OCCData09<-BLS09 %>% group_by(`OCC_CODE`) %>% tally(JOBS_1000) %>%select(OCC_CODE, n)
OCCData18<-BLS18 %>% group_by(`OCC_CODE`) %>% tally(JOBS_1000) %>%select(OCC_CODE, n)
OCCDataDelta <- OCCData18 %>% inner_join (OCCData09,by=c("OCC_CODE"),name="priorN") %>% mutate(change=n.x/n.y) %>% right_join(BLS18 %>% select(OCC_CODE,OCC_TITLE) %>% distinct(), by = c("OCC_CODE")) %>% select(OCC_TITLE,change)

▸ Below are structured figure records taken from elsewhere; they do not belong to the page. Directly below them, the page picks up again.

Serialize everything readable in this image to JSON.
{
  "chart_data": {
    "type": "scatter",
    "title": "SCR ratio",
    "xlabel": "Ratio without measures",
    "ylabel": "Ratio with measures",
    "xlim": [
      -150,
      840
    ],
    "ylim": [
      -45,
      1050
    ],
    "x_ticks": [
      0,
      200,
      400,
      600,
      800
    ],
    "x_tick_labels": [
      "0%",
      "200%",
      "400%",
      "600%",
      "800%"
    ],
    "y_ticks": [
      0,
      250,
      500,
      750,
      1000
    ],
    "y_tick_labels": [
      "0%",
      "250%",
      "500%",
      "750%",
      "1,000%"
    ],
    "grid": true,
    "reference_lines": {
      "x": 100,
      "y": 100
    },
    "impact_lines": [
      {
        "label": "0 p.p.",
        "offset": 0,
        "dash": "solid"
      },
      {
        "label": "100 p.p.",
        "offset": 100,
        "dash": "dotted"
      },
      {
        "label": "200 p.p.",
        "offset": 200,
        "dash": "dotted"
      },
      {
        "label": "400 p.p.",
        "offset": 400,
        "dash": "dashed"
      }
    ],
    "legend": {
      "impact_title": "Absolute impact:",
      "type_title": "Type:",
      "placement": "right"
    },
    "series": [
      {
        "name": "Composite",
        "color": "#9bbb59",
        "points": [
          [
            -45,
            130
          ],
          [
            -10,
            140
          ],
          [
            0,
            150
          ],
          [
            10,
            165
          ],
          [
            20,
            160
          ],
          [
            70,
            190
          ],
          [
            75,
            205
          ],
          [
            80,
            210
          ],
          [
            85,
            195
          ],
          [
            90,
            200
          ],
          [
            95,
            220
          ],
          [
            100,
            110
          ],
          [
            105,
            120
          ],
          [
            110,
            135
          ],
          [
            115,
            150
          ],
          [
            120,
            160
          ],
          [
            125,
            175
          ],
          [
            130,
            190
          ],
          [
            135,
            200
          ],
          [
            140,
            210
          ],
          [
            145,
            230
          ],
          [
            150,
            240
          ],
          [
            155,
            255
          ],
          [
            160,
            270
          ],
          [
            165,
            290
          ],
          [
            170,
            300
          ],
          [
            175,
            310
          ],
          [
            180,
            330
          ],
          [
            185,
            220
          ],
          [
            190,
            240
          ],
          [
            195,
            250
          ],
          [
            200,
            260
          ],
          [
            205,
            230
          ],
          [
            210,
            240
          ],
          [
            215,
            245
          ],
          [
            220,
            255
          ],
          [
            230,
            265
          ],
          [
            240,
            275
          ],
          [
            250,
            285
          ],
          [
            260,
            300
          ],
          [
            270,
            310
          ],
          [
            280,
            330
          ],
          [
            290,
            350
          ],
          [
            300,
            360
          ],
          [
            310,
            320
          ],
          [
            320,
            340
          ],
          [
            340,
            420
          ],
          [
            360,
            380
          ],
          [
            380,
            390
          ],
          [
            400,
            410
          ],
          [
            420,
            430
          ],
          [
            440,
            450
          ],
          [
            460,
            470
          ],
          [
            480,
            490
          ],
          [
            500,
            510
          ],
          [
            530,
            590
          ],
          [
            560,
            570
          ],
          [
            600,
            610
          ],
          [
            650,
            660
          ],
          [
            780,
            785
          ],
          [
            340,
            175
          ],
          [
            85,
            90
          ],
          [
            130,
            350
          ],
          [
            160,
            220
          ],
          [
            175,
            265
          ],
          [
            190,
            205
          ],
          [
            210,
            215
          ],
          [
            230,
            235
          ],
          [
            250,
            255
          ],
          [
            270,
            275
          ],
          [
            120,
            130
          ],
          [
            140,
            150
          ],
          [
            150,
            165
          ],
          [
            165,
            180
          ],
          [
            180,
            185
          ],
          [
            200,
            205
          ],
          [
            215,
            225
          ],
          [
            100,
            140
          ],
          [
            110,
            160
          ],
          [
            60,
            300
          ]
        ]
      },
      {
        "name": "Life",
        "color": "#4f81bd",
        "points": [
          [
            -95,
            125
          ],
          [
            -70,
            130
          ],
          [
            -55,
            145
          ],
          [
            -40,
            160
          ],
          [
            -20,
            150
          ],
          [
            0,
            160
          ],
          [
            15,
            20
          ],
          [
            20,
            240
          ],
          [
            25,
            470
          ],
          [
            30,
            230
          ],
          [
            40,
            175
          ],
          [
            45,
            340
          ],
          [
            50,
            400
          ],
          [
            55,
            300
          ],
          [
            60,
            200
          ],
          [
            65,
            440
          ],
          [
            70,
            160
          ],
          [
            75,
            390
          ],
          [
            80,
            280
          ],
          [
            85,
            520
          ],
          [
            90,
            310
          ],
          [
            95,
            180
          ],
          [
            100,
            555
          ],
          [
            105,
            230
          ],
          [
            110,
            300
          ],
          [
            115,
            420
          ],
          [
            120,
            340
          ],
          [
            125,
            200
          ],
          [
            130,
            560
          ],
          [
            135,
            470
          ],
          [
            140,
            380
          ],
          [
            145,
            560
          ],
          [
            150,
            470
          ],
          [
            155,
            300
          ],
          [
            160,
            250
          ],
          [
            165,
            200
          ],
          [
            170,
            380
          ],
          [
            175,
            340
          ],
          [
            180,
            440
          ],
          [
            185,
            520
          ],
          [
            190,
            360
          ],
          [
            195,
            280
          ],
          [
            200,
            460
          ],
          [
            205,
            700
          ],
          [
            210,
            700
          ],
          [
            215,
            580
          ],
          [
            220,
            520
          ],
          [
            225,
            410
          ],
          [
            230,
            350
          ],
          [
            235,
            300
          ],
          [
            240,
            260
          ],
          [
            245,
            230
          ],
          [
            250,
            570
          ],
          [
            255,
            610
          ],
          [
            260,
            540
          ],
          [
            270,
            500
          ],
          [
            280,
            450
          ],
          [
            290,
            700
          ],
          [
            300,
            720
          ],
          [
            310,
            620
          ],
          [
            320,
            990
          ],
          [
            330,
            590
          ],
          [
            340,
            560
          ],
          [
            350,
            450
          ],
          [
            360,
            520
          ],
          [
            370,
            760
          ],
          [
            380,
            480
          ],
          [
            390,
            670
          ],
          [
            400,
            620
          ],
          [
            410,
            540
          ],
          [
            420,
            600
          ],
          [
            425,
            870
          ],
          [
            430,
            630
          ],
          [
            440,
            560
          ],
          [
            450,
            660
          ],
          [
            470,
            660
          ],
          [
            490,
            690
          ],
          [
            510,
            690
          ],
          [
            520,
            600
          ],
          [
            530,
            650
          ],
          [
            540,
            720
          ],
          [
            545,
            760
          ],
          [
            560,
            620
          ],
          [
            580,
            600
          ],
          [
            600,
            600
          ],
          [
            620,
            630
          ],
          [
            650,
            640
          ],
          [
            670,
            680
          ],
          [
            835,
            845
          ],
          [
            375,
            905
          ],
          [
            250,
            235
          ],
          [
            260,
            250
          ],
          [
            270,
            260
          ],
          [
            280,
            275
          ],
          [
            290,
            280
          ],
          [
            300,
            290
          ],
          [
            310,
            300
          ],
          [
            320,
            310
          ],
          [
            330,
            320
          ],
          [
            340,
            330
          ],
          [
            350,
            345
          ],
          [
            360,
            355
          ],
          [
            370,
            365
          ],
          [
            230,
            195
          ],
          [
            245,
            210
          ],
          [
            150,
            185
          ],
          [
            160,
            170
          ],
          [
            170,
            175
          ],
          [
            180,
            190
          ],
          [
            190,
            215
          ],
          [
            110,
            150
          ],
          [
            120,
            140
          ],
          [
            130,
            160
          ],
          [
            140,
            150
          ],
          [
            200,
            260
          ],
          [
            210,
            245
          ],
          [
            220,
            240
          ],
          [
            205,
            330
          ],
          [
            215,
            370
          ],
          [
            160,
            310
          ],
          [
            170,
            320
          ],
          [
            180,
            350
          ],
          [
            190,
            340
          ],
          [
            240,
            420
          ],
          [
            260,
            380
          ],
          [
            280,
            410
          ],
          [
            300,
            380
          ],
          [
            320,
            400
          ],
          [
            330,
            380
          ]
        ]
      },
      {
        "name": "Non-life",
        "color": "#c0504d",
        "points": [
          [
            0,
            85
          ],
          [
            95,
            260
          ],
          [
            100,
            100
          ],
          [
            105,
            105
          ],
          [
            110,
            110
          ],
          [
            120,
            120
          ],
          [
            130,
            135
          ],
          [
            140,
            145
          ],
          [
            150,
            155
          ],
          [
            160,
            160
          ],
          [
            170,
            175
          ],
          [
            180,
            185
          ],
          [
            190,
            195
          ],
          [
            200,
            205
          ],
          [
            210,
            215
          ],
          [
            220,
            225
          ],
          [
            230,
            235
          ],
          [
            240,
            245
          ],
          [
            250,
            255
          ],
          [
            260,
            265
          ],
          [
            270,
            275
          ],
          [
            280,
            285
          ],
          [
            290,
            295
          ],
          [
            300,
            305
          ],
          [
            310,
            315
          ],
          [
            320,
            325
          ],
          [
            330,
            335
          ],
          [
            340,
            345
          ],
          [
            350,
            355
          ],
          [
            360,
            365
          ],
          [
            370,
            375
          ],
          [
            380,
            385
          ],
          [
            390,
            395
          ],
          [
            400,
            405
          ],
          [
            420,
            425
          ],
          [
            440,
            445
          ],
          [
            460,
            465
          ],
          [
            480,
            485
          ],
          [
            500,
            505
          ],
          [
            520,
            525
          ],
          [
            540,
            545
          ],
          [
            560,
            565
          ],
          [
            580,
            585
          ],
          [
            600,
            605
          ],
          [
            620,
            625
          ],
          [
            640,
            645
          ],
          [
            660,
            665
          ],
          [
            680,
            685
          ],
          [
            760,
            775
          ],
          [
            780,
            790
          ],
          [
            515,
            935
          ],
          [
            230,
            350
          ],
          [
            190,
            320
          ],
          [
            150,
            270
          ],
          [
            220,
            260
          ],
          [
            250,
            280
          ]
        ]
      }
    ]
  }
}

kable(head(OCCDataDelta%>% arrange(change),10))
| OCC_TITLE | change |
|---|---|
| Locomotive Firers | 0.0000000 |
| Model Makers, Wood | 0.0431655 |
| Fabric Menders, Except Garment | 0.0909091 |
| Timing Device Assemblers and Adjusters | 0.1090909 |
| Entertainment Attendants and Related Workers, All Other | 0.1186025 |
| Patternmakers, Wood | 0.1291866 |
| Manufactured Building and Mobile Home Installers | 0.1820470 |
| Funeral Service Managers | 0.2228232 |
| Telephone Operators | 0.2379895 |
| Helpers–Roofers | 0.2572308 |
kable(head(OCCDataDelta%>% arrange(desc(change)),10))
| OCC_TITLE | change |
|---|---|
| Subway and Streetcar Operators | Inf |
| Radio, Cellular, and Tower Equipment Installers and Repairers | 4.380591 |
| Human Resources Specialists | 2.825016 |
| Personal Care Aides | 2.666869 |
| Social Sciences Teachers, Postsecondary, All Other | 2.403361 |
| Tire Builders | 2.353550 |
| Astronomers | 2.329268 |
| Airfield Operations Specialists | 2.109386 |
| Financial Examiners | 2.059019 |
| Manicurists and Pedicurists | 2.048853 |
Looking at these, one can see that there are broader technological and sociological changes that aren’t automation per se, such as a decline in telephone operators.